Po zakończeniu małżeństwa oboje poszli w swoje strony. Michał Wiśniewski kontynuował działalność muzyczną z zespołem "Ich Troje", a Mandaryna skupiła się na tańcu i prowadzeniu swojej szkoły. Przez lata media często spekulowały na temat ich relacji. Nie brakowało plotek o napiętej atmosferze między nimi, jednak sama Mandaryna postanowiła w końcu rozwiać wszelkie wątpliwości.
Zobacz też: Mandarynie źle życzyło sporo osób. Prawda wyszła na jaw po latach
Mandaryna wyjawiła prawdę na temat Wiśniewskiego. Takie mają relacje!

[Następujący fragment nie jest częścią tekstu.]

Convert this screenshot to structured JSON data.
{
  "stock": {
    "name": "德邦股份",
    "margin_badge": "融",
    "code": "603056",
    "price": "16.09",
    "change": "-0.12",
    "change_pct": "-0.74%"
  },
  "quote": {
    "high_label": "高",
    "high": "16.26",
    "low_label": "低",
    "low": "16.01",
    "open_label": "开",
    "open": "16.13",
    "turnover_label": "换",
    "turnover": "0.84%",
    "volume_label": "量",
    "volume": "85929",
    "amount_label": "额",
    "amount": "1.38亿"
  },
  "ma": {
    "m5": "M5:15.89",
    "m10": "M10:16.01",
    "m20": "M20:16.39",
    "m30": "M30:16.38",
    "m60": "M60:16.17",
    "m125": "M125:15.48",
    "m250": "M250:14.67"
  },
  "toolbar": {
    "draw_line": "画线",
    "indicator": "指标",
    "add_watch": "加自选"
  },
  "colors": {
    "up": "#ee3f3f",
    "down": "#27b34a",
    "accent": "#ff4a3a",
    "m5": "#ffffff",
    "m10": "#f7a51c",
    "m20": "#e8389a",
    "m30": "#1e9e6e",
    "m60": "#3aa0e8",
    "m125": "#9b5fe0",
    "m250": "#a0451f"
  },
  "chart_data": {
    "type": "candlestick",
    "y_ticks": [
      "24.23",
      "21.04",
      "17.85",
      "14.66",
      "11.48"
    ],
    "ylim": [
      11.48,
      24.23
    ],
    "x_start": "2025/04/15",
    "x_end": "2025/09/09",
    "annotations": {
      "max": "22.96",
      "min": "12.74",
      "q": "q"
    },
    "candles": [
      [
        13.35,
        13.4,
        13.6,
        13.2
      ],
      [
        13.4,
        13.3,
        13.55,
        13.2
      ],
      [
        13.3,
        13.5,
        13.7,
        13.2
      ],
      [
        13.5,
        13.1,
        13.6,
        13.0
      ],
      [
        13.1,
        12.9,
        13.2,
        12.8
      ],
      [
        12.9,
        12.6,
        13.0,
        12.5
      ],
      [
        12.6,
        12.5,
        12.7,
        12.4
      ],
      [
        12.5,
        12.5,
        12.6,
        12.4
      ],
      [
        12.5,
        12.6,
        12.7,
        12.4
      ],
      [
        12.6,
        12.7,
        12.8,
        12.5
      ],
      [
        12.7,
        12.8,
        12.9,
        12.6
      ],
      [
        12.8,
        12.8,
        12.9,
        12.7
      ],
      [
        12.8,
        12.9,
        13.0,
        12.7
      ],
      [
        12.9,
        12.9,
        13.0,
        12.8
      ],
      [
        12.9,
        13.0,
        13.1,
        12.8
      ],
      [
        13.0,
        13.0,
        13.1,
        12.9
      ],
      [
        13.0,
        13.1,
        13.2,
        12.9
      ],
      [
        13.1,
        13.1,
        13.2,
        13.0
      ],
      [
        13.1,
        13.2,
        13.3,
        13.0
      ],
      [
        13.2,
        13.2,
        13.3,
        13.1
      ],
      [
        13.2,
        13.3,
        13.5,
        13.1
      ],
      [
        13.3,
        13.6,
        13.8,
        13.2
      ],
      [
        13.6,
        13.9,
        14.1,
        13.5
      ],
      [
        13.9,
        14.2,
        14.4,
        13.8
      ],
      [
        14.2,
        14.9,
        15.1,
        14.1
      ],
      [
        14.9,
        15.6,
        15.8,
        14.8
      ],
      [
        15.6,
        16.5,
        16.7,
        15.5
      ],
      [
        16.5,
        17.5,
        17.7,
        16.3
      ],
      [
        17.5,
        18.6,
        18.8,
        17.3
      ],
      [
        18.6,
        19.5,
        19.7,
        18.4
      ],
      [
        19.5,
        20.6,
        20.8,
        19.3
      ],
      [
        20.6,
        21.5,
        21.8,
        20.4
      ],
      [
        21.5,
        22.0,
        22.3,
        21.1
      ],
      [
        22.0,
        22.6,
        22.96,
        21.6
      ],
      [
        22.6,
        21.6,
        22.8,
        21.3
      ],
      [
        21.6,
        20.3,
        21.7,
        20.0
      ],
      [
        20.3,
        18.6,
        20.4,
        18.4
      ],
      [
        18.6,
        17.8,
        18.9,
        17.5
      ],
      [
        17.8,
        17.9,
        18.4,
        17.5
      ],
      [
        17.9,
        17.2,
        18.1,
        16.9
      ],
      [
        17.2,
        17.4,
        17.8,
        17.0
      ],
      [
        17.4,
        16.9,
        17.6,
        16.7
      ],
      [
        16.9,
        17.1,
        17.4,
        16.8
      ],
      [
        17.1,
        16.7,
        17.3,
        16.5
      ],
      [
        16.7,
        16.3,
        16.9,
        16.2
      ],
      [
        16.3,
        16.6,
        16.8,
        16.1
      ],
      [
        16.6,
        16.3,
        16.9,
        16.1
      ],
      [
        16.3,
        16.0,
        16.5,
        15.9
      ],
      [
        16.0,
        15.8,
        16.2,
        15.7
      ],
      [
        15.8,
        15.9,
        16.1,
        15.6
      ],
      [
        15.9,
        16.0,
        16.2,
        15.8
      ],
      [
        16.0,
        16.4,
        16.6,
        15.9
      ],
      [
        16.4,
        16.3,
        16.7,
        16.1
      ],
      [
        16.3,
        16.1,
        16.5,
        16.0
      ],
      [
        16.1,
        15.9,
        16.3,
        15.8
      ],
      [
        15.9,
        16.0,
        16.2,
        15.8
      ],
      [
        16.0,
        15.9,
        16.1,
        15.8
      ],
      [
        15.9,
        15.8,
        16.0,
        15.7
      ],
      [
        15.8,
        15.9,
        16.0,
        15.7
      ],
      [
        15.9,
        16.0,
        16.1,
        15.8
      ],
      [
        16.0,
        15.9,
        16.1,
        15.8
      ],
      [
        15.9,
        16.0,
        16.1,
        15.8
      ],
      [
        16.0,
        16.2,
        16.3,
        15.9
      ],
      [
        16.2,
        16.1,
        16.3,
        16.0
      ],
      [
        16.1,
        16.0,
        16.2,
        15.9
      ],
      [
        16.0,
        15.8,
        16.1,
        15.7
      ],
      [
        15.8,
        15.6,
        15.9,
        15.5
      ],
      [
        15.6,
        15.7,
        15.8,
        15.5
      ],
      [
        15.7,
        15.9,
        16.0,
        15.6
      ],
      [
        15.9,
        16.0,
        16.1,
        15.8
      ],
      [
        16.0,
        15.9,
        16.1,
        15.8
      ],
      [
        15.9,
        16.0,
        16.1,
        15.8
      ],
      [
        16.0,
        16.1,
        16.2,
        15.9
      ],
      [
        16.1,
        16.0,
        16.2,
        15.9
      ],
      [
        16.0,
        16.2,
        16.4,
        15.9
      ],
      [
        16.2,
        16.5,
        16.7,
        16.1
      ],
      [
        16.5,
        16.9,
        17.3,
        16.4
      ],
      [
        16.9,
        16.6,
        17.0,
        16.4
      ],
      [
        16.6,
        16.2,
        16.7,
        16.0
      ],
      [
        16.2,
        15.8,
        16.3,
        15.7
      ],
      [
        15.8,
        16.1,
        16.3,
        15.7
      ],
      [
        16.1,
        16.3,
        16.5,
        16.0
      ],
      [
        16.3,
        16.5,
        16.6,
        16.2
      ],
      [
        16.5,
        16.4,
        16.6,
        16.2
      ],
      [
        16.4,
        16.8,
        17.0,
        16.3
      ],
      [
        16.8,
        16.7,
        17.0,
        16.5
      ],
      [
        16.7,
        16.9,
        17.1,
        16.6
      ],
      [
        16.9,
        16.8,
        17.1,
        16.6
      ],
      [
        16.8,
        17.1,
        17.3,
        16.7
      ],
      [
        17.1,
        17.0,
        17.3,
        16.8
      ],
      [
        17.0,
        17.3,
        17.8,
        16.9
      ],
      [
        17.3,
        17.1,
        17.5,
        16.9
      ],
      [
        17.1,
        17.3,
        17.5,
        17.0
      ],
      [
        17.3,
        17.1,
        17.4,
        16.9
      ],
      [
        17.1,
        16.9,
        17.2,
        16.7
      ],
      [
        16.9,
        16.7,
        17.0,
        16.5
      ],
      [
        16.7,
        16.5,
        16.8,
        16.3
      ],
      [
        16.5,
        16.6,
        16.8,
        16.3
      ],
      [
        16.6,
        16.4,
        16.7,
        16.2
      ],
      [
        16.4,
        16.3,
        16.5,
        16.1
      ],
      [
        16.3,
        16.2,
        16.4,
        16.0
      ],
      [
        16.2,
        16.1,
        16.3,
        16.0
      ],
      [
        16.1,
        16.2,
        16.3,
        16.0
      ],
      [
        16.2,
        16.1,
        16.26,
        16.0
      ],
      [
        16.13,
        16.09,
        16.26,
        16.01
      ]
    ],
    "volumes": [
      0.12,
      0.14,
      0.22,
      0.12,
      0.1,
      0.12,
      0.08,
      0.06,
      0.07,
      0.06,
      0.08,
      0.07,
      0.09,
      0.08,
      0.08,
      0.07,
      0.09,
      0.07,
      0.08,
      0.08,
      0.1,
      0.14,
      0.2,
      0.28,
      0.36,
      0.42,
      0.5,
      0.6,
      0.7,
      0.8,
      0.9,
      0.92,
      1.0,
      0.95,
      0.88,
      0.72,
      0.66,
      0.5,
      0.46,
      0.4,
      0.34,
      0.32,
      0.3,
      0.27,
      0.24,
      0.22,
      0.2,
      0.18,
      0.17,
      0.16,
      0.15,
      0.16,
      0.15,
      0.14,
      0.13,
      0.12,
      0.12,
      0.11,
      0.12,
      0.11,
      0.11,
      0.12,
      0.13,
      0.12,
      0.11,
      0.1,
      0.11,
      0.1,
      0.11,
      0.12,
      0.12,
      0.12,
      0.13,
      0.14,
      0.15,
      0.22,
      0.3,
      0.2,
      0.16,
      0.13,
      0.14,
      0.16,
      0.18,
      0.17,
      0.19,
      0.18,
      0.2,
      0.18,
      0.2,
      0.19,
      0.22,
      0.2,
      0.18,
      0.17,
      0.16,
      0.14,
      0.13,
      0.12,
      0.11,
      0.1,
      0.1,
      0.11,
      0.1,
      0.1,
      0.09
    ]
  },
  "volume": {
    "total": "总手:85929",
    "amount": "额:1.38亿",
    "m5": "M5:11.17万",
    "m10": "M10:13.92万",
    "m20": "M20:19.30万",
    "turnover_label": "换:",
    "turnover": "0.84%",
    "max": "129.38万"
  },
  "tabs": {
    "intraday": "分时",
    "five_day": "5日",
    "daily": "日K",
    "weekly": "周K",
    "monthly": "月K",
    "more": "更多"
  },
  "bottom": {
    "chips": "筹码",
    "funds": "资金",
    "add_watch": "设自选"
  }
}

W jednym z najnowszych wywiadów dla "Super Expressu" była żona lidera "Ich Troje" przyznała, że ich stosunki są obecnie bardzo dobre i oparte na wzajemnym szacunku. Mimo że minęło wiele lat od ich rozstania, potrafią rozmawiać i znaleźć wspólny język.
Jesteśmy jak najbardziej ok. Jesteśmy fajni, no to też mamy fajną relację, mamy fajnych partnerów, którzy w tym wszystkim jakoś funkcjonują. Ja nagrałam z Anią singla, też razem nagrałyśmy piosenkę, więc to jest takie przyjemne. Mam dorosłe dzieci, które są bardzo mądre, które to wszystko umieją pięknie spajać, więc jest super - wyjawiła nam Mandaryna.
Marta skomentowała też filmiki, które pojawiają się co jakiś czas w mediach społecznościowych. Chodzi o nagrania programu "Jestem jaki jestem". Fani w komentarzach bardzo bronią Martę i oceniają Michała Wiśniewskiego jako osobę, która często wyżywała się na Wiśniewskiej. Marta ma do tego zupełnie inne podejście.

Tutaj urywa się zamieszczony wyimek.